Don’t be Mr. Munch

Once upon a time, I had a teacher named Mr. Munch (that’s not an alias, I’m pretty sure he won’t read this if he’s still alive).  He taught a course about psychoactive drugs that was extremely painfully boring.

I’m not sure if he was just bored with his career or if he was really that boring of a person, but his class really sucked the life out of me.  He read definitions from an overhead, and gave multiple choice tests every 2-3 weeks or so.  I never took notes in this class–it wasn’t necessary. I could read the chapters (read: skim the chapters), highlight the terms and definitions that were displayed in the margins the night before a test, and generally get close to 100%.  The funny thing was that my grades on the tests always came back as percentages like 120% or 115%.  Mr. Munch was curving the grades so steeply because no one was passing.

I was slightly dumbfounded when I got my first test back with a grade like this.  How could anyone not ace it unless they were doing absolutely nothing?  Apparently, that was the case.

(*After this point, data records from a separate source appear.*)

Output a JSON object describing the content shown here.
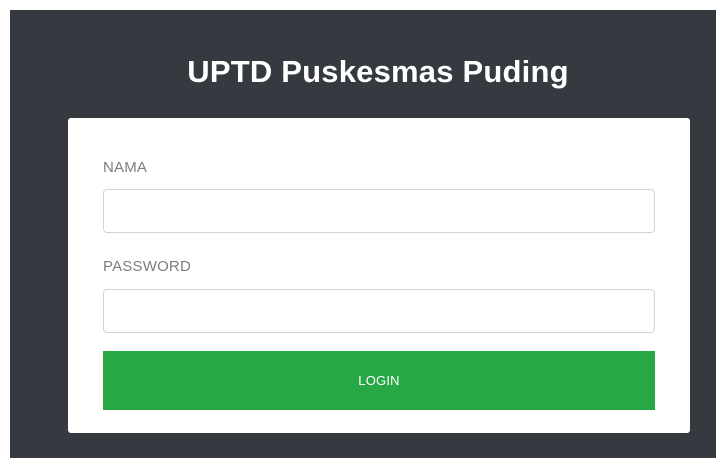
{
  "page": {
    "title": "UPTD Puskesmas Puding"
  },
  "form": {
    "nama_label": "NAMA",
    "nama_value": "",
    "nama_placeholder": "",
    "password_label": "PASSWORD",
    "password_value": "",
    "password_placeholder": "",
    "login_label": "LOGIN"
  },
  "colors": {
    "background": "#343a40",
    "card": "#ffffff",
    "accent": "#28a745"
  }
}
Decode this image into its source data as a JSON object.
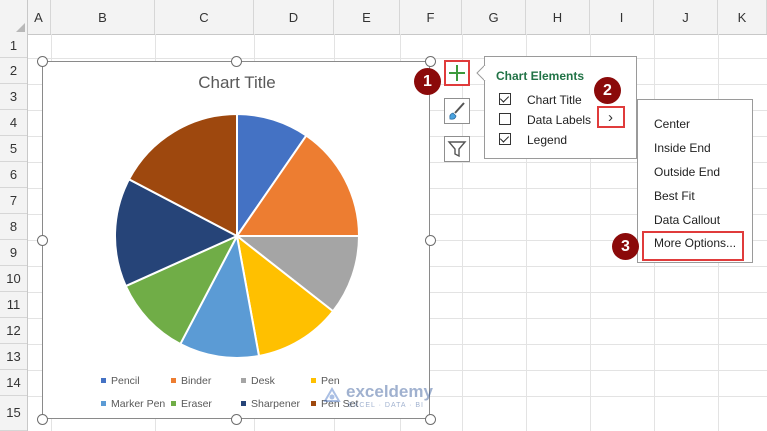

My point is that Mr. Munch did not do me any favors by teaching this way.  The class was useless, and as soon as I left the classroom after a test the definitions all left my brain immediately.  It didn’t teach me anything about how to function in real life, it didn’t give me useful information about drugs, and it certainly didn’t make me feel like my 3-credits-worth of tuition money was being well-spent.

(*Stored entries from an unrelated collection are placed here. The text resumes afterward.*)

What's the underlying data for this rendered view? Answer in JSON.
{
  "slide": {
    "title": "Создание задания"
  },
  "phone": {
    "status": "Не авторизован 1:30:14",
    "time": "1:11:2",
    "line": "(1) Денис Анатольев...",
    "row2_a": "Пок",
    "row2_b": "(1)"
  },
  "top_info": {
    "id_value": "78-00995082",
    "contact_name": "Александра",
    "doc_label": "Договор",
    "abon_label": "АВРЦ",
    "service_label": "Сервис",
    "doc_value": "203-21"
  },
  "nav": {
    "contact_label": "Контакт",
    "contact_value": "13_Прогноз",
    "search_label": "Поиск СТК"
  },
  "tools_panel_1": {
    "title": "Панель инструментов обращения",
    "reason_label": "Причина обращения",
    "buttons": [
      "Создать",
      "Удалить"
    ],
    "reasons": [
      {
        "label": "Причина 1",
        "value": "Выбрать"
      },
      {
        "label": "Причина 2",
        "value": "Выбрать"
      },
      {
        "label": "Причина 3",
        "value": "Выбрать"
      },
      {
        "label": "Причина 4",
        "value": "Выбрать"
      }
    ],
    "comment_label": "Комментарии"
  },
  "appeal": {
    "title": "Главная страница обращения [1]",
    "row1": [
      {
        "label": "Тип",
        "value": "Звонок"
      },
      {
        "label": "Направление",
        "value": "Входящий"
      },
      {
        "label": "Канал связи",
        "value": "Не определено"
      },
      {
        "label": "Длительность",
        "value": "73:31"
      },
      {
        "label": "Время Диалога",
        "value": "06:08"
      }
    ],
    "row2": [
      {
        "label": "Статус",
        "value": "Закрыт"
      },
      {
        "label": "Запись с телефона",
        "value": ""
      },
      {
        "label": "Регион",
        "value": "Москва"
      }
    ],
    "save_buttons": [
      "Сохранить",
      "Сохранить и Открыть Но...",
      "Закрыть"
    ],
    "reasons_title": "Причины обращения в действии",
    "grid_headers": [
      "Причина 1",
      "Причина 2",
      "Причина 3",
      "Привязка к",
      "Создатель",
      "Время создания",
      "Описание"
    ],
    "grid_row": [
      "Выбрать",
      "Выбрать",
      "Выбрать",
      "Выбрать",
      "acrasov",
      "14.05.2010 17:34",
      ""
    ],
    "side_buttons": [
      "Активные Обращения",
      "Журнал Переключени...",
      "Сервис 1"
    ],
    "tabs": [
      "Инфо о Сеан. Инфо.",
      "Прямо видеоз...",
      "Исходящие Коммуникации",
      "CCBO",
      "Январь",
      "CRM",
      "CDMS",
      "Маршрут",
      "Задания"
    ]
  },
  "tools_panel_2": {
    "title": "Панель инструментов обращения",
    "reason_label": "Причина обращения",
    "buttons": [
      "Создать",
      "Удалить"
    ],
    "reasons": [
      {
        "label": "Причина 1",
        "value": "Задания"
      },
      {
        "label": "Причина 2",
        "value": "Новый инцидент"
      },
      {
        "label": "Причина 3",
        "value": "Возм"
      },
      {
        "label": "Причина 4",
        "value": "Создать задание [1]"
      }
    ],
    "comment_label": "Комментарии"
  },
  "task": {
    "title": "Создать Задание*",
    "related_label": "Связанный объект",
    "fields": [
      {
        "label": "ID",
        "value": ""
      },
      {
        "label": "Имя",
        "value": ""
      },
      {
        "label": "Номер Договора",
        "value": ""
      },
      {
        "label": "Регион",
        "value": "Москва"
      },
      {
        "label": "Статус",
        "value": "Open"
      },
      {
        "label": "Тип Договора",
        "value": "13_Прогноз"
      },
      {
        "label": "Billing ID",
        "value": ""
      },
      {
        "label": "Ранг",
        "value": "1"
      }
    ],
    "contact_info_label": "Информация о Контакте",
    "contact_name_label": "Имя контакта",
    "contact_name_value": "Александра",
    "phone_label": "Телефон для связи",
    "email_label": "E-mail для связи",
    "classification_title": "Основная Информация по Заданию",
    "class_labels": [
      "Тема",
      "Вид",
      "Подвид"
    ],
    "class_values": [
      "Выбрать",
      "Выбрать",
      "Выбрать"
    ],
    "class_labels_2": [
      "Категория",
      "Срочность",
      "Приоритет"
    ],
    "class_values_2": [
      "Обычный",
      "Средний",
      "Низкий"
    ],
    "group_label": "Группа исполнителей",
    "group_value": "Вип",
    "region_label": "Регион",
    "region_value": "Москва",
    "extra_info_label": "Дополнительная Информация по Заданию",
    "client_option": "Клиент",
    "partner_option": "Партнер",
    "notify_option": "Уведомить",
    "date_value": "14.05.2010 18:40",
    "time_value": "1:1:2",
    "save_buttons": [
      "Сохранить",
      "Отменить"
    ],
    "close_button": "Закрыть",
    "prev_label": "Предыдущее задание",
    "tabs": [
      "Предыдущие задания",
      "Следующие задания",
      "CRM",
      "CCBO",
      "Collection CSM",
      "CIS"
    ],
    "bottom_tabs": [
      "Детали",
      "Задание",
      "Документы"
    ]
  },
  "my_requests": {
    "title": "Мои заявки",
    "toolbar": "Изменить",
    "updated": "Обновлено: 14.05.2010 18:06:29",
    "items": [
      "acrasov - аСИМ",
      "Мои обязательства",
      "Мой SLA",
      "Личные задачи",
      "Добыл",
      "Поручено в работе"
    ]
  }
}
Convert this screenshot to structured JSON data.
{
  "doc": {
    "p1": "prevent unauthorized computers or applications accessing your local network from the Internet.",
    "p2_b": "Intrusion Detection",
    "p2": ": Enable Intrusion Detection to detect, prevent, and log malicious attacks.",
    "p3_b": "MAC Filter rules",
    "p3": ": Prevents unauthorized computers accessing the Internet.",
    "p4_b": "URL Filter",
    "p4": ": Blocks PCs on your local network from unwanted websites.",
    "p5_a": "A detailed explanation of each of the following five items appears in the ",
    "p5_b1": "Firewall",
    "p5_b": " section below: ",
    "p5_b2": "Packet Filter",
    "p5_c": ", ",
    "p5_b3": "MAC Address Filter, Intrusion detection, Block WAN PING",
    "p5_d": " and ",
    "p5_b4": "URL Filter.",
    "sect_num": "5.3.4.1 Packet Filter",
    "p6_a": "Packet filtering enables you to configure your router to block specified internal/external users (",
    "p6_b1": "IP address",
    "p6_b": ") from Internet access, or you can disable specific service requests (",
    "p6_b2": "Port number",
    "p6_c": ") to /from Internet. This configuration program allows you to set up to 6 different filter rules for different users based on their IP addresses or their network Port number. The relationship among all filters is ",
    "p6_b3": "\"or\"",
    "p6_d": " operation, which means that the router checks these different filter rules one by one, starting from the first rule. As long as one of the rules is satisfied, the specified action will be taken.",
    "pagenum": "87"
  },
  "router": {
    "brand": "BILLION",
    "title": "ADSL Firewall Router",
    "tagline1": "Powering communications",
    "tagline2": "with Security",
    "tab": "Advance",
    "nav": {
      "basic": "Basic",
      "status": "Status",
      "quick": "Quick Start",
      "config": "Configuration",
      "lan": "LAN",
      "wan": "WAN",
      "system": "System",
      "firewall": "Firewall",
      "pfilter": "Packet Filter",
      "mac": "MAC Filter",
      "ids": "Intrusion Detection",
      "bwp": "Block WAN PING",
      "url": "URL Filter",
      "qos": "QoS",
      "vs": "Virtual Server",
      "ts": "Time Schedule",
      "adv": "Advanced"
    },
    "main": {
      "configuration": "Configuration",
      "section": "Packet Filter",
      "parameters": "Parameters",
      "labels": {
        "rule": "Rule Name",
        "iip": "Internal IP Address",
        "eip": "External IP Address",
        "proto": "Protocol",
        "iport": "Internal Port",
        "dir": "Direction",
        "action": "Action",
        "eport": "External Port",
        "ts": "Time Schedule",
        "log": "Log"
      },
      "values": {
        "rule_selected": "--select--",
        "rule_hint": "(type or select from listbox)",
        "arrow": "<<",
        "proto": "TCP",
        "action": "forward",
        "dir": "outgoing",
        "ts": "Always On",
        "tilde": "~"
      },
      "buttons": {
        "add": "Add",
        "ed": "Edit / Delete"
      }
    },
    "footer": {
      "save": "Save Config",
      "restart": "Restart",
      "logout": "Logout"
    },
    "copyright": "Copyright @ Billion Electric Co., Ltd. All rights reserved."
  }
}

What it did do for me later was this:

I learned about how the world doesn’t work, mostly reflectively. I can’t apply the methods I used in that course to anything real, but I can see how a lot of times we try to and then wonder why it doesn’t work. In wellness, I can go through the motions and go to the gym everyday and add some veggies to my cart in Wegmans.  But this isn’t enough.  I have to find out why and how I want to be healthy, and what the point is of trying and then not giving up when it feels like I’m failing or beating a dead horse. Mr. Munch was earning a salary for being a boring and ineffective teacher—and maybe it was just the course I took that was boring for him (and thus for me too). So, I could also go through life being slightly useful, and earn a salary. It wouldn’t feel good though.

The real goal is to add value to whatever you’re doing by going a little deeper to find reasons and meaning, and always do a good job, with it sometimes being just because it’s the right thing to do.  It benefits you and others.

4 thoughts on “Don’t be Mr. Munch”

  1. Ooooooohhh .. I was totally Mr. Munch today at the gym and now I’m so mad I want to go back. Great analogy – thanks; I’ll be thinking of him tomorrow when I burn my %%#^ on the treadmill instead of staring off into space in on easy street.

  2. I did the same thing yesterday morning….which is actually when I thought of this story and decided I should share it! I always feel good about going to the gym…but I always feel better if I actually gave it some effort!

  3. Follow-up to Mr. Munchinator: Today, in pilates, I was a rockstar and am pretty sure I haven’t stopped working my abs since about 5:30pm. Only thanks to my embarrassingly slacker-city day yesterday, of course. I now however, have motivation to keep that going as to never feel that way again. Goodbye Mr. Munch!

  4. I love finding motivation in unexpected places! It makes it worth always looking for new little things to help give a nudge—a couple times I even shamelessly watched the Insanity or P90X infomercials while on the elliptical. It made me work harder…so hey, cheers to whatever works!